Sir Guy smiled at the question, but the smile was on his lips only and his eyes were cold. Verity said, “My father wishes to assure you that the two men who came to the camp last night were not bandits. They were the messengers who brought him the news that has necessitated his change of plans. They were with him for a short time only.”

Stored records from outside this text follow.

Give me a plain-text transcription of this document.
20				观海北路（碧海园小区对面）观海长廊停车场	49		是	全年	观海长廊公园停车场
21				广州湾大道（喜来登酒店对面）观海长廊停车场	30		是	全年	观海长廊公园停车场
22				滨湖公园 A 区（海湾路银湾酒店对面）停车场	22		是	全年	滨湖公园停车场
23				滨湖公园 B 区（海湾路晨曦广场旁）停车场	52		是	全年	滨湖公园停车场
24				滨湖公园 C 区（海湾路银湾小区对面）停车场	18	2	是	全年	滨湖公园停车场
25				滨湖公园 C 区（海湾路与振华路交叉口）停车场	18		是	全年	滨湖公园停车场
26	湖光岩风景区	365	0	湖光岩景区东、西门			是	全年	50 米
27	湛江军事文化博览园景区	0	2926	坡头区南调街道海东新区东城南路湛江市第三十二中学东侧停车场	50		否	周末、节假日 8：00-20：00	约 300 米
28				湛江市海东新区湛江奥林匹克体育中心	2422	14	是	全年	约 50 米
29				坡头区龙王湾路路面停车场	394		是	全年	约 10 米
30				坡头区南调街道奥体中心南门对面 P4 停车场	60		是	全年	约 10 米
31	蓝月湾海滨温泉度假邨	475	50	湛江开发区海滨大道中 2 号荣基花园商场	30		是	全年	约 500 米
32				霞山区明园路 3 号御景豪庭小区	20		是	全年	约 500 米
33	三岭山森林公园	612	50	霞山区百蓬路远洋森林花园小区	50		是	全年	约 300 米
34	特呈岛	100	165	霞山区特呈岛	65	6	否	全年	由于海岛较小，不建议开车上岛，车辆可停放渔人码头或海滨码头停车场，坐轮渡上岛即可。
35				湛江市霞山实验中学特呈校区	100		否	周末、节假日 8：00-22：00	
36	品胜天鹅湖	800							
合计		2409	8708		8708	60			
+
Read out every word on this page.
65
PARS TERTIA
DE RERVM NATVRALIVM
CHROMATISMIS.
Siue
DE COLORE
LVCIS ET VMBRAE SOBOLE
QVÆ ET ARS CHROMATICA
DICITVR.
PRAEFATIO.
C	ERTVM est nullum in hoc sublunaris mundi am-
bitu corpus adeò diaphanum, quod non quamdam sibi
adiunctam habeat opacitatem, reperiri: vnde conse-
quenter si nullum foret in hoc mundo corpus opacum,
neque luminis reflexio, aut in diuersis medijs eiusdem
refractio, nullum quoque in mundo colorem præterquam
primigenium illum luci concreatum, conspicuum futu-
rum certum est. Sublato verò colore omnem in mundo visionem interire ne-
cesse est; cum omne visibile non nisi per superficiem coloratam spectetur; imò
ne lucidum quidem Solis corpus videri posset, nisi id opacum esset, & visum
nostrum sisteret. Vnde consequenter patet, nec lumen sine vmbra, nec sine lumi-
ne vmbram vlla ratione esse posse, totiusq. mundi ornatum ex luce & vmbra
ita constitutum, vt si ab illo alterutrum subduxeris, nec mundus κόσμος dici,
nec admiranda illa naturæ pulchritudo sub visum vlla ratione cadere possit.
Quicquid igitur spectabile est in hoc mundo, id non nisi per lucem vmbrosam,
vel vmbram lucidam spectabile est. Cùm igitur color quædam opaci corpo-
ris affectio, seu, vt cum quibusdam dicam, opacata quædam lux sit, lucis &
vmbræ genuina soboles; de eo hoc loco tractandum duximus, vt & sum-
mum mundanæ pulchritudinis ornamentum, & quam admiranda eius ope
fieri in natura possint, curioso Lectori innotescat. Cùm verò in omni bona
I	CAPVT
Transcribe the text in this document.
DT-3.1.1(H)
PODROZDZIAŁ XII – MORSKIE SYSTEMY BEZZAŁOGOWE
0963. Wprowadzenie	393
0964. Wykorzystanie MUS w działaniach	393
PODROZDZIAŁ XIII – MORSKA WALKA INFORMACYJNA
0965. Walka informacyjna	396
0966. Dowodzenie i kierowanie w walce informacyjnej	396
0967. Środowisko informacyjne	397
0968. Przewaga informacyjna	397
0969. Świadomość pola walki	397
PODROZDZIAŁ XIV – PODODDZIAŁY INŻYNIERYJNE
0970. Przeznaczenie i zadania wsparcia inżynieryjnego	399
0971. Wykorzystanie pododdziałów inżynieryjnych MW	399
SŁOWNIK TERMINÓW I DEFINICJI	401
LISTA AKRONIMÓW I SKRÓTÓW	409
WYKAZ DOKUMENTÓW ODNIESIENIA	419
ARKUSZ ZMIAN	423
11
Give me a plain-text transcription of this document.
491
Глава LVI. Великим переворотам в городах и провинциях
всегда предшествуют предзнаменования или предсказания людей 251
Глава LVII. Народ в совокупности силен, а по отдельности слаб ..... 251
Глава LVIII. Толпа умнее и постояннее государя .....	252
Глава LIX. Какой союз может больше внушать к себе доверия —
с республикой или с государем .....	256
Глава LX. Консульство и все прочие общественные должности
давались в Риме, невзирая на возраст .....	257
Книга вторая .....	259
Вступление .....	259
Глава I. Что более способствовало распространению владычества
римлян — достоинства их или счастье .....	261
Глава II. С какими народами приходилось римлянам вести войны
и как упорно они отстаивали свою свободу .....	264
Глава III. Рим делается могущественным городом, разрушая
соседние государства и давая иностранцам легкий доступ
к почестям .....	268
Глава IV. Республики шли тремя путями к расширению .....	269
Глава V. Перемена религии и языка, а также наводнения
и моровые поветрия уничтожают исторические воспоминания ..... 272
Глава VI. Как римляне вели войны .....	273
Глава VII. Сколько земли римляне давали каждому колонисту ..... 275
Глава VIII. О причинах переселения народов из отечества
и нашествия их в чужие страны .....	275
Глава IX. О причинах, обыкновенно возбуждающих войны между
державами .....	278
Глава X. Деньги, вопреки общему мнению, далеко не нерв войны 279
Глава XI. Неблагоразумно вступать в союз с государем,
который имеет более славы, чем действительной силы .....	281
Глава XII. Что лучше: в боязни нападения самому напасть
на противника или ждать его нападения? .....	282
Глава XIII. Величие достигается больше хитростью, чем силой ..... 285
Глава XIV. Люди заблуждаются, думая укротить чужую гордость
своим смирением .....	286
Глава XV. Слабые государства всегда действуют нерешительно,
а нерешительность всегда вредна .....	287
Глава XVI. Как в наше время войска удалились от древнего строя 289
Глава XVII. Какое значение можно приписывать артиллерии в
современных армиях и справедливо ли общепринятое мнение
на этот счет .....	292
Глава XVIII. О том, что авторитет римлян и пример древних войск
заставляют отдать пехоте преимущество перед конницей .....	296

“Does your father know these men well?” Dorian insisted. Sir Guy’s reply was without obvious guile.
“My father has never seen them before.”
“What were their names?”
“They did not give their names, nor did my father ask. Their names were of no interest or importance. They were merely messengers.”
Mansur was watching Verity’s face intently as she answered these questions. Her expression was calm, but there was a latent tension in her voice, and shadows in her eyes as though dark thoughts lurked in her mind. She avoided looking at Mansur. He sensed that she was lying, perhaps for her father’s sake and perhaps for her own.
“May I ask His Excellency the nature of the message they brought him?”
Sir Guy shook his head regretfully. Then he drew from his inner pocket a parchment packet that bore the heavily embossed royal coat-of-arms with the legend “Honi soit qui mal y pense” and two red wax seals. “His Excellency regrets that this is an official, privileged document. Any foreign power who attempted to seize it would be committing an act of war.”